The parties were in agreement that the only claim in thequi tam complaint was that Eisai “allegedly caused false health care reimbursement claims to be filed.”  Id. at *23.  The court found that that claim met the first element of the “wrongful employment acts” definition, namely – an act or omission allegedly committed or attempted by the insured.  Id. at *24.   The second part of the definition – in connection with – was not defined in the policy.  Under New Jersey law, however, “in connection with” has been interpreted broadly to mean “some tangential link or association that is broader than a causal relationship.”  Id. Finally, the allegations of the former sales representative fall under several of the employment acts identified in the policy such as “failure to adopt adequate workplace or employment policies and procedures.”  Id. at *30.

 Put that all together and you have:

Thus, in the Qui Tam Action, Eisai allegedly committed the causing of false or fraudulent claims to be submitted in connection with certain acts such as "failure to adopt adequate workplace or employment policies and procedures" and "negligent evaluation of employees."

Accordingly, the Court finds that the scope of the "Wrongful Employment Act"--interpreted according to its plain and ordinary meaning--corresponds to the allegations in the operative complaint of the Qui Tam Action. Thus, Zurich has a duty to defend.. . .

Id. (citations omitted).

In reaching this conclusion, the court considered and rejected as inconsistent with the policy language, Zurich’s argument that the allegations of the former sales representative “merely provide color and background information . . . and do not point to a theory of recovery.”  Id. at 31.    Zurich urged that to be covered the claim itself must be for one of the employment acts enumerated in the third section of the definition of (i.e. a claim by an employee for illegal retaliatory treatment).  But that interpretation omits the first two sections of the definition which provide that a covered claim includes an act or omission in connection with one of those identified employment acts – such as the alleged causing of false claims to be filed related to inadequate workplace policies.  Id. at *32-33.
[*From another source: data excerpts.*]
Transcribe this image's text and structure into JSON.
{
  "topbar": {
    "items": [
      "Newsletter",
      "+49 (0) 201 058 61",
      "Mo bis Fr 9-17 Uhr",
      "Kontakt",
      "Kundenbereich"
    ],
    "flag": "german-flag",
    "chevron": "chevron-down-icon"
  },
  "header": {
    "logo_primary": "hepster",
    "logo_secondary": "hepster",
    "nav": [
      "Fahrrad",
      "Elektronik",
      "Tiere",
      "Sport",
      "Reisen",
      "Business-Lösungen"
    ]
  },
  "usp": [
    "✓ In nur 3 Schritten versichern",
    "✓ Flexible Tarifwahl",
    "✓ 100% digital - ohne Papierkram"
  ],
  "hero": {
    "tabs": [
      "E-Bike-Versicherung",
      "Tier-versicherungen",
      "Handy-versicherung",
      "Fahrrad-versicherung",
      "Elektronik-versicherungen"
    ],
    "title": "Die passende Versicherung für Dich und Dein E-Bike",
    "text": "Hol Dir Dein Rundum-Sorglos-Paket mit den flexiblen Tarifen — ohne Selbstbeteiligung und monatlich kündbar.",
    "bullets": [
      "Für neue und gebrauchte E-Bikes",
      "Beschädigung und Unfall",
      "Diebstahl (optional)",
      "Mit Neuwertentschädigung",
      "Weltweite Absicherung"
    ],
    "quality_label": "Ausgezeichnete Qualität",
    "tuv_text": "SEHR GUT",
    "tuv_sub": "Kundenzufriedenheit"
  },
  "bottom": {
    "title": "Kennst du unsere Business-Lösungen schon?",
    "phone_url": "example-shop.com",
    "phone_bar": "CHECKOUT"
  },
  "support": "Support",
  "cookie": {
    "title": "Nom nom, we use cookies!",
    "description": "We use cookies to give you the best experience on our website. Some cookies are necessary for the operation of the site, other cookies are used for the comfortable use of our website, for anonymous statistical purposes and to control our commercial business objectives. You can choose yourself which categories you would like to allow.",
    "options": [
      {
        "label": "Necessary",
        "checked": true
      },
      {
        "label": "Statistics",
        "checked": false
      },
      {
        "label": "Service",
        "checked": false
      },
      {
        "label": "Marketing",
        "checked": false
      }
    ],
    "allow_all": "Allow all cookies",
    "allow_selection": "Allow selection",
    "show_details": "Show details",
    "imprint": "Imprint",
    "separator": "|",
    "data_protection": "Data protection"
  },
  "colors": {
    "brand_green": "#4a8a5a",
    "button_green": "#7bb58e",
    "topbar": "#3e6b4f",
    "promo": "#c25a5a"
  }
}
Zurich’s final argument was that to be covered, the employee (former sales representative) must be a “real party in interest” and that in the qui tam action the plaintiff was the government and the sales representative was only the relator.  Id.at 33.  The court was unpersuaded.  First, there is nothing in the policy that links the duty to defend to who the real party in interest is.  Id. at *34.  Moreover, what the policy does state is that the insurer will pay for claims made “by or on behalf of a past, present or prospective Employee.”  Id.  And, since the False Claims Act allows a private individual to prosecute FCA actions, the qui tam suit was brought by and on behalf of both the sales representative and the United States.  Therefore, the fact that the claim was brought as a qui tam action did not abrogate Zurich’s duty to defend under the policy. 

Now of course, based on our defense bias we view the underlying qui tam action with much cynicism.  But the merits of that suit were not at issue here and we're sure Eisai will put up a vigorous defense.  The good news is that Eisai won’t be standing alone.